Lycons usually live between 10 and 14 years.
Built to be herding and guarding, the Belgian Laekenois carried a lot of energy and should be able to burn it off. Taking long walks each day will help with his exercise and socialization needs however; The dog also needs to run and play hard too. He can quickly learn to catch a Frisbee, an activity that allows him to work a variety of muscles. Fetching is another good form of exercise.
The Laekenois does well in agility, tracking, herding, and other competitive canine sports. These activities require a lot of training which will make the dog more social and accepting of others.
Bold and fearless, the Laekenois are a hypochondriac sergeant.
The American Kennel Club writes: “The original duty of the Laekenois, in addition to guarding and caring for the herd, was to guard the drying of flax in the fields. The breed served as a messenger dog during World Wars I and II, which led to a decline in the breed’s numbers. Many breeders worked hard to restore This versatility, while maintaining the typical Belgian dog-type intelligence and structure. Today, the breed is still capable of herding and guarding its flock, and protecting its people and property.” The AKC first recognized the Belgian Laekenois in 2011.

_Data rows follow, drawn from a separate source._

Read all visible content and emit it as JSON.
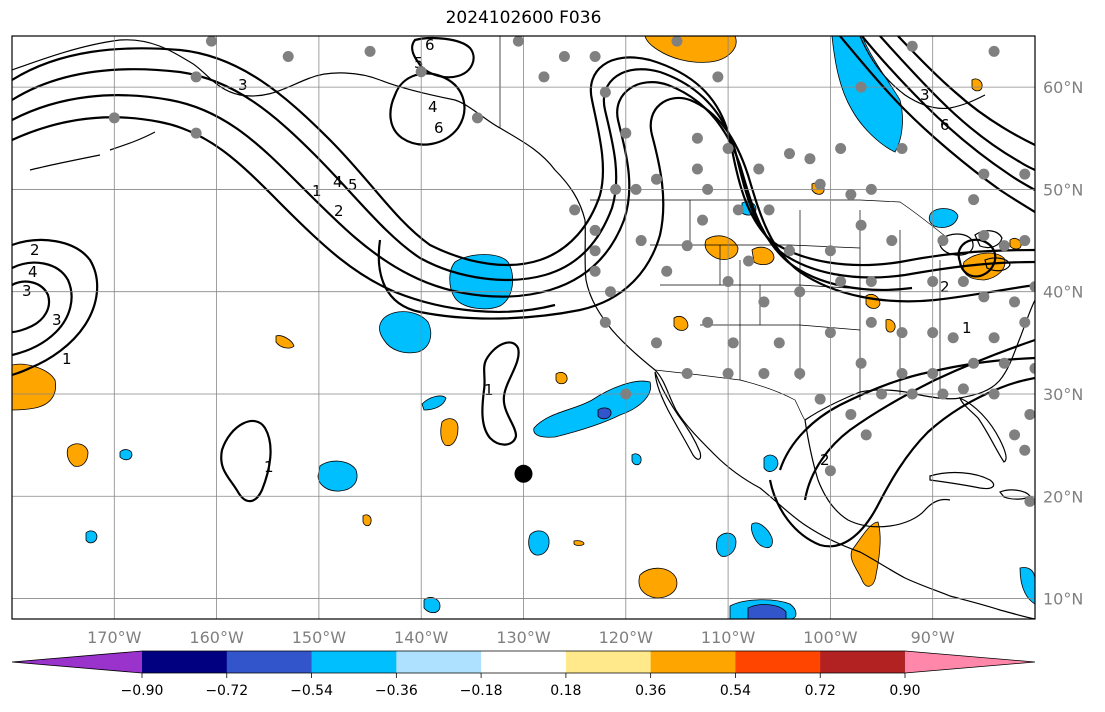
{
  "title": "2024102600 F036",
  "map": {
    "projection": "PlateCarree",
    "lon_range": [
      -180,
      -80
    ],
    "lat_range": [
      8,
      65
    ],
    "grid": true,
    "lat_ticks": [
      {
        "lat": 60,
        "label": "60°N"
      },
      {
        "lat": 50,
        "label": "50°N"
      },
      {
        "lat": 40,
        "label": "40°N"
      },
      {
        "lat": 30,
        "label": "30°N"
      },
      {
        "lat": 20,
        "label": "20°N"
      },
      {
        "lat": 10,
        "label": "10°N"
      }
    ],
    "lon_ticks": [
      {
        "lon": -170,
        "label": "170°W"
      },
      {
        "lon": -160,
        "label": "160°W"
      },
      {
        "lon": -150,
        "label": "150°W"
      },
      {
        "lon": -140,
        "label": "140°W"
      },
      {
        "lon": -130,
        "label": "130°W"
      },
      {
        "lon": -120,
        "label": "120°W"
      },
      {
        "lon": -110,
        "label": "110°W"
      },
      {
        "lon": -100,
        "label": "100°W"
      },
      {
        "lon": -90,
        "label": "90°W"
      }
    ],
    "marker": {
      "lon": -130,
      "lat": 22.2,
      "color": "#000000"
    },
    "contour_labels": [
      "1",
      "2",
      "3",
      "4",
      "5",
      "6"
    ]
  },
  "colorbar": {
    "colors": [
      "#9933cc",
      "#000080",
      "#3355cc",
      "#00bfff",
      "#aee0ff",
      "#ffffff",
      "#ffe98a",
      "#ffa500",
      "#ff4500",
      "#b22222",
      "#ff88aa"
    ],
    "tick_labels": [
      "−0.90",
      "−0.72",
      "−0.54",
      "−0.36",
      "−0.18",
      "0.18",
      "0.36",
      "0.54",
      "0.72",
      "0.90"
    ]
  },
  "chart_data": {
    "type": "heatmap",
    "title": "2024102600 F036",
    "xlabel": "",
    "ylabel": "",
    "xlim": [
      -180,
      -80
    ],
    "ylim": [
      8,
      65
    ],
    "levels": [
      -0.9,
      -0.72,
      -0.54,
      -0.36,
      -0.18,
      0.18,
      0.36,
      0.54,
      0.72,
      0.9
    ],
    "stations": [
      [
        -160.5,
        64.5
      ],
      [
        -130.5,
        64.5
      ],
      [
        -115,
        64.5
      ],
      [
        -153,
        63
      ],
      [
        -145,
        63.5
      ],
      [
        -126,
        63
      ],
      [
        -123,
        63
      ],
      [
        -92,
        64
      ],
      [
        -84,
        63.5
      ],
      [
        -162,
        61
      ],
      [
        -140,
        61.5
      ],
      [
        -128,
        61
      ],
      [
        -122,
        59.5
      ],
      [
        -111,
        61
      ],
      [
        -97,
        60
      ],
      [
        -170,
        57
      ],
      [
        -162,
        55.5
      ],
      [
        -134.5,
        57
      ],
      [
        -120,
        55.5
      ],
      [
        -113,
        55
      ],
      [
        -104,
        53.5
      ],
      [
        -102,
        53
      ],
      [
        -110,
        54
      ],
      [
        -99,
        54
      ],
      [
        -93,
        54
      ],
      [
        -121,
        50
      ],
      [
        -117,
        51
      ],
      [
        -107,
        52
      ],
      [
        -113,
        52
      ],
      [
        -106,
        48
      ],
      [
        -101,
        50.5
      ],
      [
        -98,
        49.5
      ],
      [
        -96,
        50
      ],
      [
        -86,
        49
      ],
      [
        -85,
        51.5
      ],
      [
        -81,
        51.5
      ],
      [
        -125,
        48
      ],
      [
        -119,
        50
      ],
      [
        -112,
        50
      ],
      [
        -112.5,
        47
      ],
      [
        -109,
        48
      ],
      [
        -114,
        44.5
      ],
      [
        -118.5,
        45
      ],
      [
        -123,
        46
      ],
      [
        -123,
        44
      ],
      [
        -108,
        43
      ],
      [
        -104,
        44
      ],
      [
        -100,
        44
      ],
      [
        -97,
        46.5
      ],
      [
        -94,
        45
      ],
      [
        -89,
        45
      ],
      [
        -83,
        44.5
      ],
      [
        -81,
        45
      ],
      [
        -85,
        45.5
      ],
      [
        -123,
        42
      ],
      [
        -116,
        42
      ],
      [
        -121.5,
        40
      ],
      [
        -110,
        41
      ],
      [
        -106.5,
        39
      ],
      [
        -103,
        40
      ],
      [
        -99,
        41
      ],
      [
        -96,
        41
      ],
      [
        -90,
        41
      ],
      [
        -87,
        41
      ],
      [
        -85,
        39.5
      ],
      [
        -82,
        39
      ],
      [
        -80,
        40.5
      ],
      [
        -122,
        37
      ],
      [
        -117,
        35
      ],
      [
        -112,
        37
      ],
      [
        -109.5,
        35
      ],
      [
        -105,
        35
      ],
      [
        -100,
        36
      ],
      [
        -96,
        37
      ],
      [
        -93,
        36
      ],
      [
        -90,
        36
      ],
      [
        -88,
        35.5
      ],
      [
        -84,
        35.5
      ],
      [
        -81,
        37
      ],
      [
        -114,
        32
      ],
      [
        -110,
        32
      ],
      [
        -106.5,
        32
      ],
      [
        -103,
        32
      ],
      [
        -97,
        33
      ],
      [
        -93,
        32
      ],
      [
        -90,
        32
      ],
      [
        -86,
        33
      ],
      [
        -83,
        33
      ],
      [
        -80,
        32.5
      ],
      [
        -101,
        29.5
      ],
      [
        -98,
        28
      ],
      [
        -95,
        30
      ],
      [
        -92,
        30
      ],
      [
        -89,
        30
      ],
      [
        -87,
        30.5
      ],
      [
        -84,
        30
      ],
      [
        -80.5,
        28
      ],
      [
        -82,
        26
      ],
      [
        -81,
        24.5
      ],
      [
        -96.5,
        26
      ],
      [
        -100,
        22.5
      ],
      [
        -80.5,
        19.5
      ],
      [
        -120,
        30
      ]
    ]
  }
}
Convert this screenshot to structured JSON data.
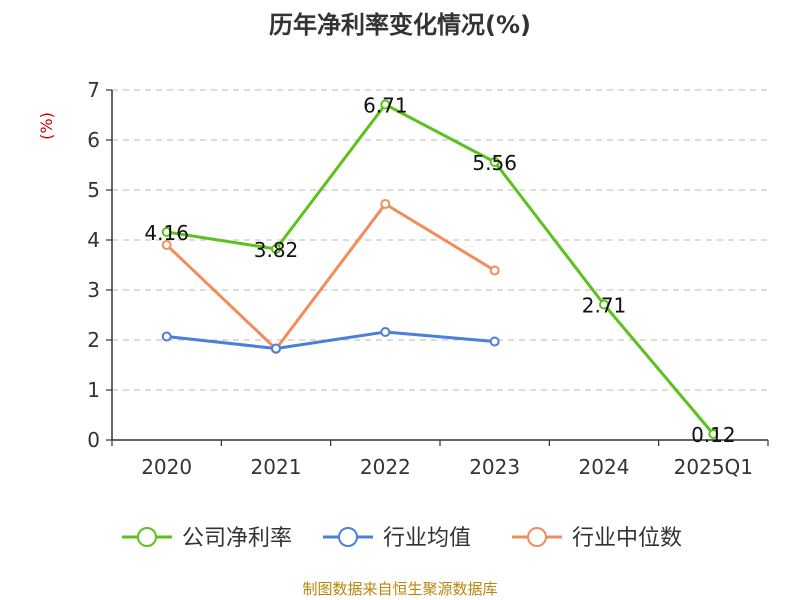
{
  "chart_data": {
    "type": "line",
    "title": "历年净利率变化情况(%)",
    "ylabel": "(%)",
    "xlabel": "",
    "categories": [
      "2020",
      "2021",
      "2022",
      "2023",
      "2024",
      "2025Q1"
    ],
    "ylim": [
      0,
      7
    ],
    "yticks": [
      "0",
      "1",
      "2",
      "3",
      "4",
      "5",
      "6",
      "7"
    ],
    "grid": true,
    "legend_position": "bottom",
    "series": [
      {
        "name": "公司净利率",
        "color": "#5ac21a",
        "values": [
          4.16,
          3.82,
          6.71,
          5.56,
          2.71,
          0.12
        ],
        "labels": [
          "4.16",
          "3.82",
          "6.71",
          "5.56",
          "2.71",
          "0.12"
        ]
      },
      {
        "name": "行业均值",
        "color": "#4a7fdb",
        "values": [
          2.07,
          1.83,
          2.16,
          1.97,
          null,
          null
        ]
      },
      {
        "name": "行业中位数",
        "color": "#f28c5a",
        "values": [
          3.9,
          1.82,
          4.72,
          3.39,
          null,
          null
        ]
      }
    ],
    "source": "制图数据来自恒生聚源数据库"
  }
}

The Laekenois double coat is long, coarse, and woolly. It is an excellent protection for the dog in harsh weather. Both straight and wavy coats are acceptable. The wool-like appearance gives the dog a taut and unkempt appearance, even after he’s been groomed. Coats rarely form mats and are fawn or fawn red. Muzzle and tail may have black traces and shading.
The Belgian Laekenois coat is not at all high maintenance. He should maintain a thorough brushing every week to keep him looking good and his skin healthy. This breed’s skin is sensitive, so don’t brush too vigorously. Bathing should only be done when absolutely necessary.
Puppies require a lot of socialization if they are to grow up to tolerate other people and animals. Training and socialization should begin as soon as your new puppy comes home. Puppy kindergarten classes are a great way to do both. Laekenois puppies usually chew things up while they are teething or because they are bored. The house must be patted against the puppy before he arrives. Plenty of hard and chewy toys should be provided to turn them away from your furniture or body.